Jocko Benoit's Writing and Pop Culture Spot

Perspectives on the arts and popular culture from Jocko (Jacques) Benoit. Scattered thoughts on poetry, books, film, television, and other cultural intersections.

Tuesday, June 13, 2006

The Art of Dating In the Arts


Okay, so I’ll admit it. I’ve been peeking at the dating books at the bookstore. The first thing that occurs to me is I’m too old for this #%@&. The second thing is that one-third of the books are about how a woman can get a man and another third is split evenly between how a woman can dump a man and why a woman doesn’t need a man. Fair enough.

I’m of course browsing furtively through the final third of the books, careful to regularly shake my head with a wry smile and let out an occasional faint mocking chortle whenever someone else comes down the aisle.

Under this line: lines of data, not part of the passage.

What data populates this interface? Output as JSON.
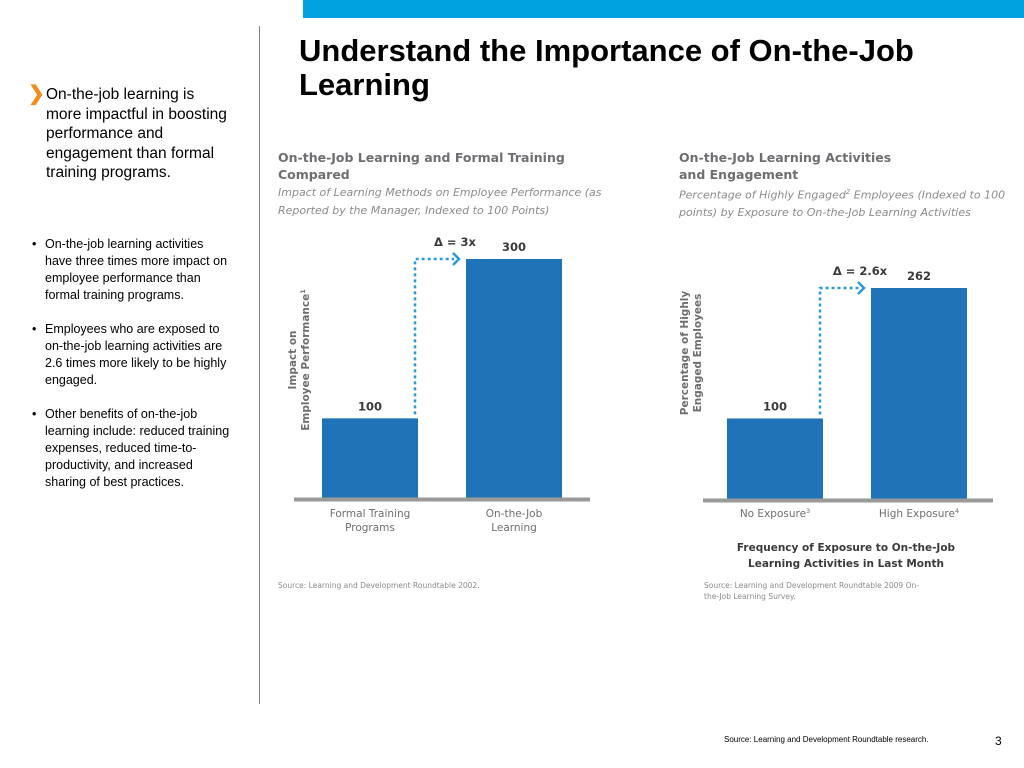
{
  "page": {
    "title": "Understand the Importance of On-the-Job Learning",
    "lead": "On-the-job learning is more impactful in boosting performance and engagement than formal training programs.",
    "bullets": [
      "On-the-job learning activities have three times more impact on employee performance than formal training programs.",
      "Employees who are exposed to on-the-job learning activities are 2.6 times more likely to be highly engaged.",
      "Other benefits of on-the-job learning include: reduced training expenses, reduced time-to-productivity, and increased sharing of best practices."
    ],
    "footer_source": "Source: Learning and Development Roundtable research.",
    "page_number": "3",
    "colors": {
      "bar": "#2173b8",
      "accent": "#00a3e0",
      "arrow": "#2a9bd8",
      "chevron": "#f28c1c"
    }
  },
  "chart_data": [
    {
      "type": "bar",
      "title": "On-the-Job Learning and Formal Training Compared",
      "subtitle": "Impact of Learning Methods on Employee Performance (as Reported by the Manager, Indexed to 100 Points)",
      "xlabel": "",
      "ylabel": "Impact on Employee Performance",
      "ylabel_superscript": "1",
      "categories": [
        "Formal Training Programs",
        "On-the-Job Learning"
      ],
      "values": [
        100,
        300
      ],
      "value_labels": [
        "100",
        "300"
      ],
      "annotation": "Δ = 3x",
      "ylim": [
        0,
        320
      ],
      "source": "Source: Learning and Development Roundtable 2002."
    },
    {
      "type": "bar",
      "title": "On-the-Job Learning Activities and Engagement",
      "subtitle": "Percentage of Highly Engaged² Employees (Indexed to 100 points) by Exposure to On-the-Job Learning Activities",
      "xlabel": "Frequency of Exposure to On-the-Job Learning Activities in Last Month",
      "ylabel": "Percentage of Highly Engaged Employees",
      "categories": [
        "No Exposure",
        "High Exposure"
      ],
      "category_superscripts": [
        "3",
        "4"
      ],
      "values": [
        100,
        262
      ],
      "value_labels": [
        "100",
        "262"
      ],
      "annotation": "Δ = 2.6x",
      "ylim": [
        0,
        280
      ],
      "source": "Source: Learning and Development Roundtable 2009 On-the-Job Learning Survey."
    }
  ]
}
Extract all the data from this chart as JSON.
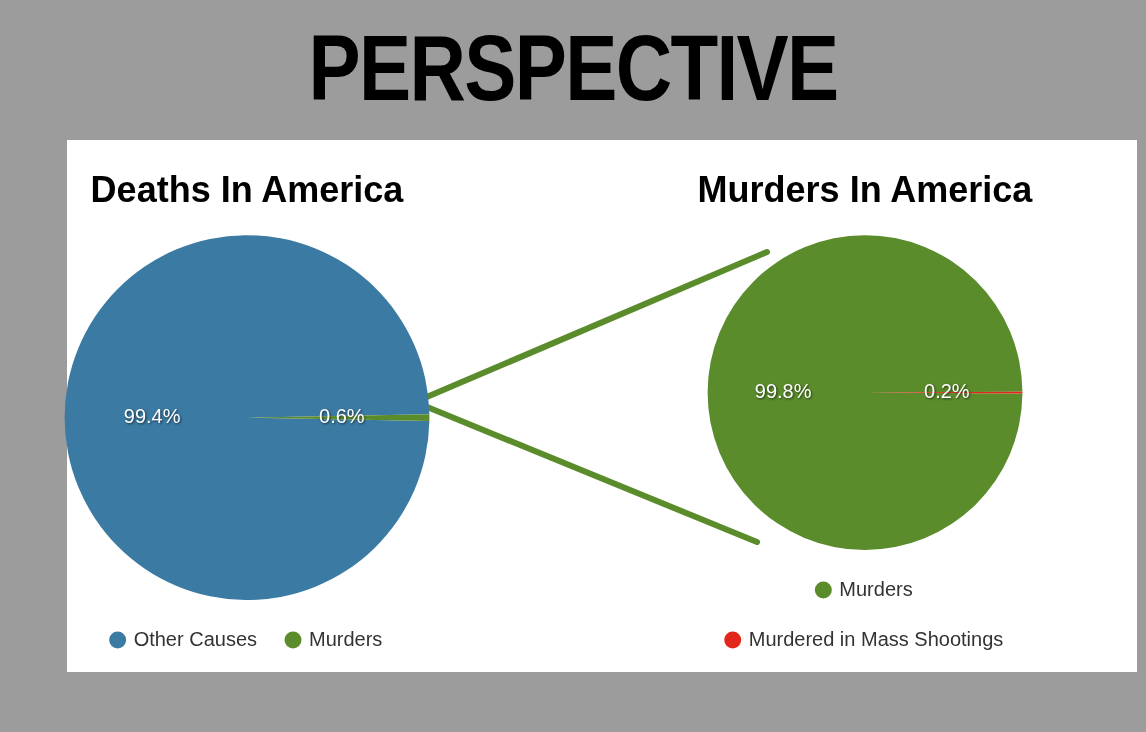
{
  "chart_data": [
    {
      "type": "pie",
      "title": "Deaths In America",
      "annotations": [
        "PERSPECTIVE"
      ],
      "categories": [
        "Other Causes",
        "Murders"
      ],
      "values": [
        99.4,
        0.6
      ],
      "colors": [
        "#3b7ba3",
        "#5b8c2b"
      ],
      "value_labels": [
        "99.4%",
        "0.6%"
      ],
      "legend": "bottom"
    },
    {
      "type": "pie",
      "title": "Murders In America",
      "categories": [
        "Murders",
        "Murdered in Mass Shootings"
      ],
      "values": [
        99.8,
        0.2
      ],
      "colors": [
        "#5b8c2b",
        "#e3261b"
      ],
      "value_labels": [
        "99.8%",
        "0.2%"
      ],
      "legend": "bottom"
    }
  ]
}
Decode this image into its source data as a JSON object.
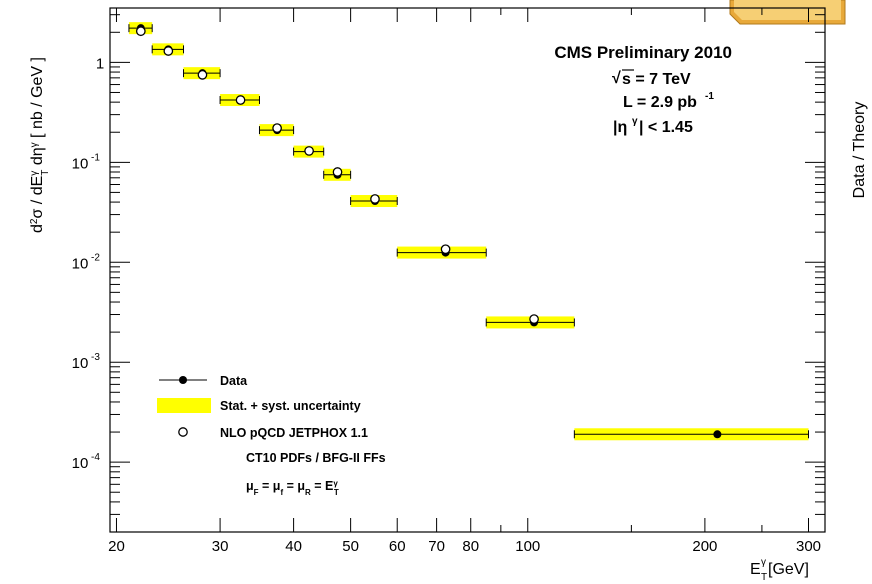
{
  "chart_data": {
    "type": "scatter",
    "title": "",
    "log_x": true,
    "log_y": true,
    "xlim": [
      19.5,
      320
    ],
    "ylim": [
      2e-05,
      3.5
    ],
    "x_ticks": [
      "20",
      "30",
      "40",
      "50",
      "60",
      "70",
      "80",
      "100",
      "200",
      "300"
    ],
    "x_tick_values": [
      20,
      30,
      40,
      50,
      60,
      70,
      80,
      100,
      200,
      300
    ],
    "y_ticks": [
      "1",
      "10",
      "10",
      "10",
      "10"
    ],
    "y_tick_exponents": [
      "",
      "-1",
      "-2",
      "-3",
      "-4"
    ],
    "y_tick_values": [
      1,
      0.1,
      0.01,
      0.001,
      0.0001
    ],
    "xlabel": {
      "base": "E",
      "sup": "γ",
      "sub": "T",
      "unit": " [GeV]"
    },
    "ylabel": "d²σ / dE_T^γ dη^γ [ nb / GeV ]",
    "right_axis_title": "Data / Theory",
    "annotations": {
      "title": "CMS Preliminary 2010",
      "energy": {
        "prefix": "√",
        "text": "s = 7 TeV"
      },
      "lumi": {
        "text": "L = 2.9 pb",
        "sup": "-1"
      },
      "eta": {
        "text": "|η",
        "sup": "γ",
        "tail": "| < 1.45"
      }
    },
    "legend_position": "bottom-left",
    "legend": {
      "data": "Data",
      "band": "Stat. + syst. uncertainty",
      "theory": "NLO pQCD JETPHOX 1.1",
      "pdf": "CT10 PDFs / BFG-II FFs",
      "scale": "μ_F = μ_f = μ_R = E_T^γ"
    },
    "colors": {
      "band": "#ffff00",
      "data": "#000000",
      "theory_fill": "#ffffff"
    },
    "series": [
      {
        "name": "Data",
        "points": [
          {
            "x_low": 21,
            "x_high": 23,
            "x": 22,
            "y": 2.2
          },
          {
            "x_low": 23,
            "x_high": 26,
            "x": 24.5,
            "y": 1.35
          },
          {
            "x_low": 26,
            "x_high": 30,
            "x": 28,
            "y": 0.78
          },
          {
            "x_low": 30,
            "x_high": 35,
            "x": 32.5,
            "y": 0.42
          },
          {
            "x_low": 35,
            "x_high": 40,
            "x": 37.5,
            "y": 0.21
          },
          {
            "x_low": 40,
            "x_high": 45,
            "x": 42.5,
            "y": 0.128
          },
          {
            "x_low": 45,
            "x_high": 50,
            "x": 47.5,
            "y": 0.075
          },
          {
            "x_low": 50,
            "x_high": 60,
            "x": 55,
            "y": 0.041
          },
          {
            "x_low": 60,
            "x_high": 85,
            "x": 72.5,
            "y": 0.0125
          },
          {
            "x_low": 85,
            "x_high": 120,
            "x": 102.5,
            "y": 0.0025
          },
          {
            "x_low": 120,
            "x_high": 300,
            "x": 210,
            "y": 0.00019
          }
        ]
      },
      {
        "name": "NLO pQCD JETPHOX 1.1",
        "points": [
          {
            "x": 22,
            "y": 2.05
          },
          {
            "x": 24.5,
            "y": 1.3
          },
          {
            "x": 28,
            "y": 0.75
          },
          {
            "x": 32.5,
            "y": 0.42
          },
          {
            "x": 37.5,
            "y": 0.22
          },
          {
            "x": 42.5,
            "y": 0.13
          },
          {
            "x": 47.5,
            "y": 0.08
          },
          {
            "x": 55,
            "y": 0.043
          },
          {
            "x": 72.5,
            "y": 0.0135
          },
          {
            "x": 102.5,
            "y": 0.0027
          }
        ]
      }
    ]
  }
}
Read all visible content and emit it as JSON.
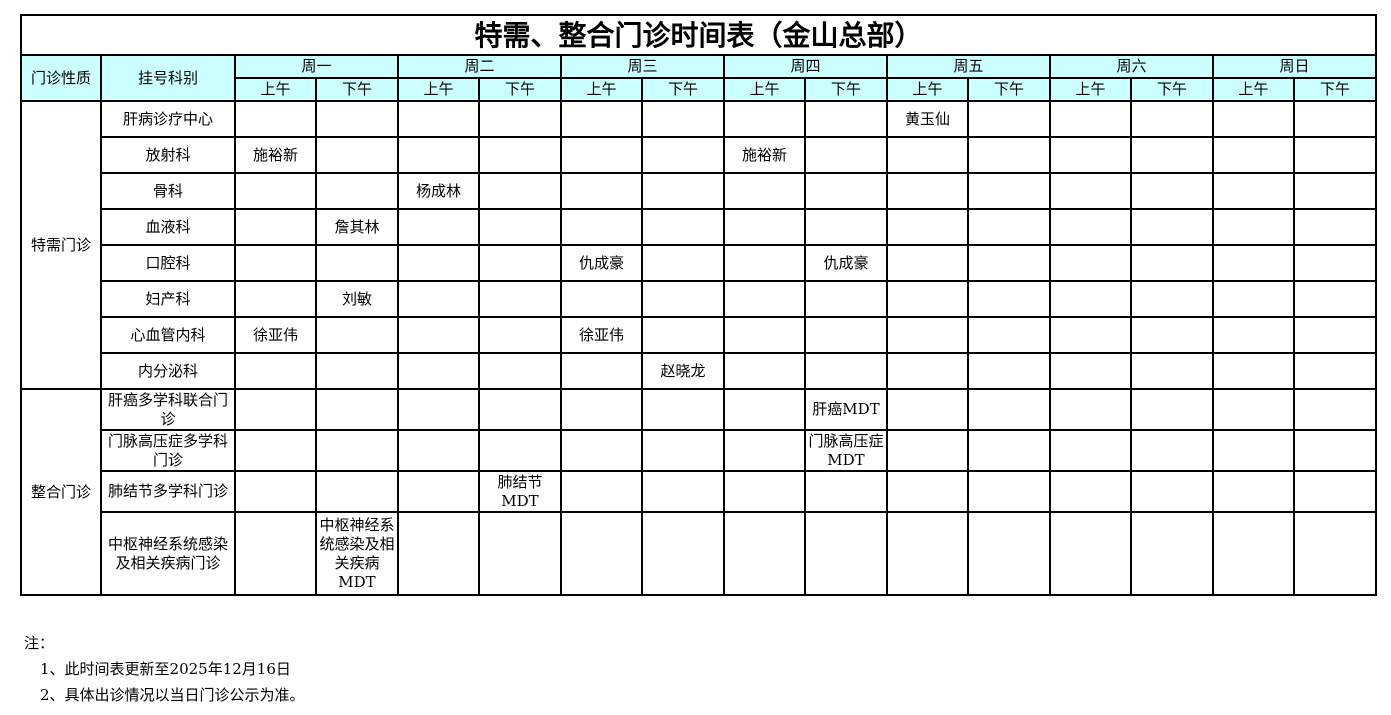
{
  "title": "特需、整合门诊时间表（金山总部）",
  "header": {
    "type_col": "门诊性质",
    "dept_col": "挂号科别",
    "days": [
      "周一",
      "周二",
      "周三",
      "周四",
      "周五",
      "周六",
      "周日"
    ],
    "am": "上午",
    "pm": "下午"
  },
  "groups": [
    {
      "name": "特需门诊",
      "rows": [
        {
          "dept": "肝病诊疗中心",
          "cells": [
            "",
            "",
            "",
            "",
            "",
            "",
            "",
            "",
            "黄玉仙",
            "",
            "",
            "",
            "",
            ""
          ]
        },
        {
          "dept": "放射科",
          "cells": [
            "施裕新",
            "",
            "",
            "",
            "",
            "",
            "施裕新",
            "",
            "",
            "",
            "",
            "",
            "",
            ""
          ]
        },
        {
          "dept": "骨科",
          "cells": [
            "",
            "",
            "杨成林",
            "",
            "",
            "",
            "",
            "",
            "",
            "",
            "",
            "",
            "",
            ""
          ]
        },
        {
          "dept": "血液科",
          "cells": [
            "",
            "詹其林",
            "",
            "",
            "",
            "",
            "",
            "",
            "",
            "",
            "",
            "",
            "",
            ""
          ]
        },
        {
          "dept": "口腔科",
          "cells": [
            "",
            "",
            "",
            "",
            "仇成豪",
            "",
            "",
            "仇成豪",
            "",
            "",
            "",
            "",
            "",
            ""
          ]
        },
        {
          "dept": "妇产科",
          "cells": [
            "",
            "刘敏",
            "",
            "",
            "",
            "",
            "",
            "",
            "",
            "",
            "",
            "",
            "",
            ""
          ]
        },
        {
          "dept": "心血管内科",
          "cells": [
            "徐亚伟",
            "",
            "",
            "",
            "徐亚伟",
            "",
            "",
            "",
            "",
            "",
            "",
            "",
            "",
            ""
          ]
        },
        {
          "dept": "内分泌科",
          "cells": [
            "",
            "",
            "",
            "",
            "",
            "赵晓龙",
            "",
            "",
            "",
            "",
            "",
            "",
            "",
            ""
          ]
        }
      ]
    },
    {
      "name": "整合门诊",
      "rows": [
        {
          "dept": "肝癌多学科联合门诊",
          "cells": [
            "",
            "",
            "",
            "",
            "",
            "",
            "",
            "肝癌MDT",
            "",
            "",
            "",
            "",
            "",
            ""
          ]
        },
        {
          "dept": "门脉高压症多学科门诊",
          "cells": [
            "",
            "",
            "",
            "",
            "",
            "",
            "",
            "门脉高压症MDT",
            "",
            "",
            "",
            "",
            "",
            ""
          ]
        },
        {
          "dept": "肺结节多学科门诊",
          "cells": [
            "",
            "",
            "",
            "肺结节MDT",
            "",
            "",
            "",
            "",
            "",
            "",
            "",
            "",
            "",
            ""
          ]
        },
        {
          "dept": "中枢神经系统感染及相关疾病门诊",
          "cells": [
            "",
            "中枢神经系统感染及相关疾病MDT",
            "",
            "",
            "",
            "",
            "",
            "",
            "",
            "",
            "",
            "",
            "",
            ""
          ]
        }
      ]
    }
  ],
  "notes": {
    "label": "注：",
    "items": [
      "1、此时间表更新至2025年12月16日",
      "2、具体出诊情况以当日门诊公示为准。"
    ]
  }
}
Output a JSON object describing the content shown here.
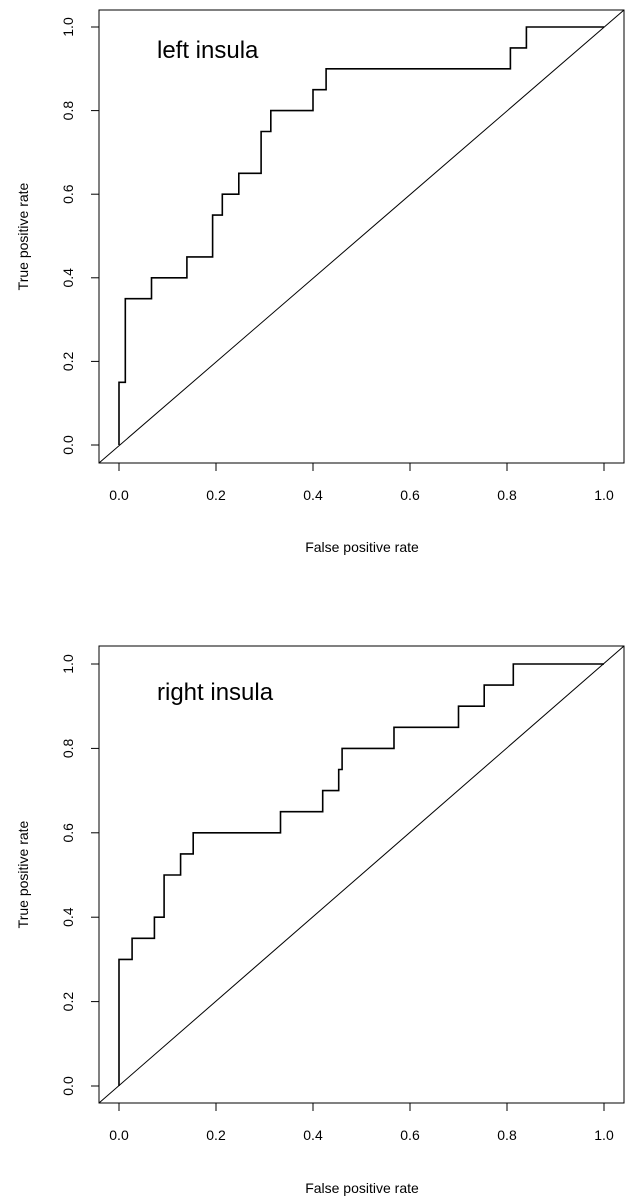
{
  "chart_data": [
    {
      "type": "line",
      "title": "left insula",
      "xlabel": "False positive rate",
      "ylabel": "True positive rate",
      "xlim": [
        0,
        1
      ],
      "ylim": [
        0,
        1
      ],
      "xticks": [
        0.0,
        0.2,
        0.4,
        0.6,
        0.8,
        1.0
      ],
      "yticks": [
        0.0,
        0.2,
        0.4,
        0.6,
        0.8,
        1.0
      ],
      "xtick_labels": [
        "0.0",
        "0.2",
        "0.4",
        "0.6",
        "0.8",
        "1.0"
      ],
      "ytick_labels": [
        "0.0",
        "0.2",
        "0.4",
        "0.6",
        "0.8",
        "1.0"
      ],
      "grid": false,
      "series": [
        {
          "style": "step",
          "x": [
            0.0,
            0.0,
            0.013,
            0.013,
            0.067,
            0.067,
            0.14,
            0.14,
            0.193,
            0.193,
            0.213,
            0.213,
            0.247,
            0.247,
            0.293,
            0.293,
            0.313,
            0.313,
            0.4,
            0.4,
            0.427,
            0.427,
            0.807,
            0.807,
            0.84,
            0.84,
            1.0
          ],
          "y": [
            0.0,
            0.15,
            0.15,
            0.35,
            0.35,
            0.4,
            0.4,
            0.45,
            0.45,
            0.55,
            0.55,
            0.6,
            0.6,
            0.65,
            0.65,
            0.75,
            0.75,
            0.8,
            0.8,
            0.85,
            0.85,
            0.9,
            0.9,
            0.95,
            0.95,
            1.0,
            1.0
          ]
        },
        {
          "style": "diagonal",
          "x": [
            0.0,
            1.0
          ],
          "y": [
            0.0,
            1.0
          ]
        }
      ]
    },
    {
      "type": "line",
      "title": "right insula",
      "xlabel": "False positive rate",
      "ylabel": "True positive rate",
      "xlim": [
        0,
        1
      ],
      "ylim": [
        0,
        1
      ],
      "xticks": [
        0.0,
        0.2,
        0.4,
        0.6,
        0.8,
        1.0
      ],
      "yticks": [
        0.0,
        0.2,
        0.4,
        0.6,
        0.8,
        1.0
      ],
      "xtick_labels": [
        "0.0",
        "0.2",
        "0.4",
        "0.6",
        "0.8",
        "1.0"
      ],
      "ytick_labels": [
        "0.0",
        "0.2",
        "0.4",
        "0.6",
        "0.8",
        "1.0"
      ],
      "grid": false,
      "series": [
        {
          "style": "step",
          "x": [
            0.0,
            0.0,
            0.027,
            0.027,
            0.073,
            0.073,
            0.093,
            0.093,
            0.127,
            0.127,
            0.153,
            0.153,
            0.333,
            0.333,
            0.42,
            0.42,
            0.453,
            0.453,
            0.46,
            0.46,
            0.567,
            0.567,
            0.7,
            0.7,
            0.753,
            0.753,
            0.813,
            0.813,
            1.0
          ],
          "y": [
            0.0,
            0.3,
            0.3,
            0.35,
            0.35,
            0.4,
            0.4,
            0.5,
            0.5,
            0.55,
            0.55,
            0.6,
            0.6,
            0.65,
            0.65,
            0.7,
            0.7,
            0.75,
            0.75,
            0.8,
            0.8,
            0.85,
            0.85,
            0.9,
            0.9,
            0.95,
            0.95,
            1.0,
            1.0
          ]
        },
        {
          "style": "diagonal",
          "x": [
            0.0,
            1.0
          ],
          "y": [
            0.0,
            1.0
          ]
        }
      ]
    }
  ]
}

In one book from the eHarmony dating people I come across a startling revelation. The book outlines several key points of potential compatibility and one of these points is about, of all things, art and artistic sensibilities. The chapter is even more specific in that it says if you are an artist of any type you might want to consider dating another artist. This all has to do with the care and feeding of your artist lover. According to the eHarmony folks, the artist has unique sensibilities and lifestyle preferences. I can right away list my own idiosyncrasies: I’m a junk food loving, night owling, work-phobic, lifetime non-drinker who’s never owned a car. Kind of a snappy description maybe, but not the type of thing you send in as a personal ad.

The important thing, according to this book, is that the artist has to have someone who understands the need for bouts of privacy and for a more individualistic approach to life – not to mention a tolerance for bizarre utterances (a more benign but nonetheless disturbing version of Tourette’s whereby, say, the poet might suddenly cry out “The fish dreamed of being a monkey!”). And the obvious candidate for such understanding is another artist. You can certainly see how this works among actors who, spending so much time on the set and having not much privacy or mobility, turn to each other with, if the tabloids are any indication, much success – no matter how often they have to keep succeeding, one divorce after another.

My own dating habits have gone completely counter to this. My girlfriends have been far more practical and level-headed than I am. And they’ve still been fairly open-minded about my poetic predilections, averting their eyes whenever they have caught me in mid-ink-spilling on a page. When we broke up it was usually over things that had nothing to do with artistic sensibilities.

I have had fantasies about dating other artists, though. When I was younger, the fantasy was about dating the female lead singer of a band. But I know with my own button-down lifestyle that would never have worked for someone like that. Painters have always had a certain appeal to me, but I have never found myself in those particular artistic circles. A dancer – now there’s someone I could have understood. Me with my soul of a dancer but body of a bowler. Of course, there was always the possibility of another writer. Why not? I can take the subtle but never completely out of mind competition.

But none of these vague fantasies have ever come to pass. I’m not sure why. I suspect it is because for all my interest in the arts there is something anti-artistic about me – something that doesn’t donate to Greenpeace or ignores recycling bins – not out of malice but simply out of too little concern. I prefer McDonald’s to the (formerly) smoke-filled cafes and I preferred Coke to coffee or espresso. Given my late night junk food-fueled marathon computer gaming sessions, I might have been more compatible with a computer geek with a soft spot for weirdness, even if it was expressed in poetry that didn’t rhyme.

The lesson here is unclear to me. Maybe it’s that art can emerge from the most unlikely of sources. Or that we can’t get the heart to read dating books before it starts beating. Or that some lives are simply misspent on art when they should be getting on with the business of getting laid. Or – more likely – just because one knows their way around the contours of art they may not be able to navigate their own heart – at least not without a trained instructor.